Es ist wichtig zu betonen, dass es sehr wahrscheinlich ist, dass die Zweisprachler die ich untersucht habe keine Unterschiede zeigten, weil sie beide Sprachen täglich benutzen. Zusätzlich ist es in der Türkischen Gemeinschaft in den Niederlanden sehr wichtig die Sprache aufrecht zu erhalten, da die Menschen noch immer starke Verbindungen in die Türkei haben. Das bedeutet, dass es für zukünftige Studien mit Zweisprachlern wichtig ist zu berücksichtigen, wie oft und viel Zweisprachler eine Sprache tatsächlich gebrauchen.

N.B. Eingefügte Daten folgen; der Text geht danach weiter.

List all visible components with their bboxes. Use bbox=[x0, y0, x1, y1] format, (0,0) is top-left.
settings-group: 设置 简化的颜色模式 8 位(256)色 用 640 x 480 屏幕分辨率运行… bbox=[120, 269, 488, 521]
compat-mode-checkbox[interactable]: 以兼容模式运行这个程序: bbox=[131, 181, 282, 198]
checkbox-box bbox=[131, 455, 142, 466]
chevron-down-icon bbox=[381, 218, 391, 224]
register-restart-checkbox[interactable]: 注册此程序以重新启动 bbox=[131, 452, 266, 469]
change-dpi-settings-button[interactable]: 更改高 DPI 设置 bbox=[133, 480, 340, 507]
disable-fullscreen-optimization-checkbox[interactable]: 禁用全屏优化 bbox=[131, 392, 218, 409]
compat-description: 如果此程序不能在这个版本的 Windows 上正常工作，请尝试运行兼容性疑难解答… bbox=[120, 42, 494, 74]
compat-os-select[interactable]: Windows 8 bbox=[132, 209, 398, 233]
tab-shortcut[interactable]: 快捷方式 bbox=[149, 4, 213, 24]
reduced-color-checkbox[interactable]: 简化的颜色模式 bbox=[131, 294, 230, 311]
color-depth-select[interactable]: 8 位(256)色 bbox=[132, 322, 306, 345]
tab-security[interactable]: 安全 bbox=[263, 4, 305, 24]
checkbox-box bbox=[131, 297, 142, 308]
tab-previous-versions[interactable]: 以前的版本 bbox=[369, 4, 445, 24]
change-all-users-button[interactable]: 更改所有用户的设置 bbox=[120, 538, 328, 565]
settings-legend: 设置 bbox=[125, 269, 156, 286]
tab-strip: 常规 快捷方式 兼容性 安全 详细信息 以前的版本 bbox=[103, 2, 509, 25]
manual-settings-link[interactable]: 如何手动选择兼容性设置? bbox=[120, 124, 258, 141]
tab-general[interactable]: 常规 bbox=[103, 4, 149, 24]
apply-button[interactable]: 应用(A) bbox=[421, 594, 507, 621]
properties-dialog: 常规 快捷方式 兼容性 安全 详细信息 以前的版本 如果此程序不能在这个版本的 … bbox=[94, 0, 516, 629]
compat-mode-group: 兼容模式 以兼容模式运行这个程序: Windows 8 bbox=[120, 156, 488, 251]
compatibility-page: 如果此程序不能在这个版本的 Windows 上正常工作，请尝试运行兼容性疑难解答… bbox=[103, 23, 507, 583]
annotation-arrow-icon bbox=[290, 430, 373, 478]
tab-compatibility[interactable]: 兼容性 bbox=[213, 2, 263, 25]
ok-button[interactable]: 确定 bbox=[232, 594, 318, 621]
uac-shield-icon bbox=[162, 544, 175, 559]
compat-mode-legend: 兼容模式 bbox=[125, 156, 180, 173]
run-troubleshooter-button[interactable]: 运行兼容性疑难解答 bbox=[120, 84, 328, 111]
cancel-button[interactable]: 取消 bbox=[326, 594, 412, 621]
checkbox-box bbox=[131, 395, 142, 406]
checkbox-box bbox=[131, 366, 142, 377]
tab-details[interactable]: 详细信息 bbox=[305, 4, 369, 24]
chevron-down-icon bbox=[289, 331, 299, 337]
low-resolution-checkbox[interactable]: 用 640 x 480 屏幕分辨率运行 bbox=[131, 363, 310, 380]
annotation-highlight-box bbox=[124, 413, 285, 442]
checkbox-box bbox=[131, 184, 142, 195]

7. Was willst Du als nächstes tun?
Im Moment arbeite ich als Lektorin an der Universität in Rotterdam für angewandte Wissenschaften. Ich werde weiterhin unterrichten, da das schon von Beginn an meine Leidenschaft war (ich habe Fremdsprachenpädagogik im Bachelor studiert). Neben dem Unterrichten schaue ich nach Möglichkeiten um am Forschungsinstitut derselben Universität praxisbasierte Forschung der Sprachpädagogik durchzuführen. Hier könnte ich mich auf die Problematik in der Praxis von Sprachen unterrichten und lernen fokussieren, um neue Einblicke und Verbesserungen hierzu beitragen zu können.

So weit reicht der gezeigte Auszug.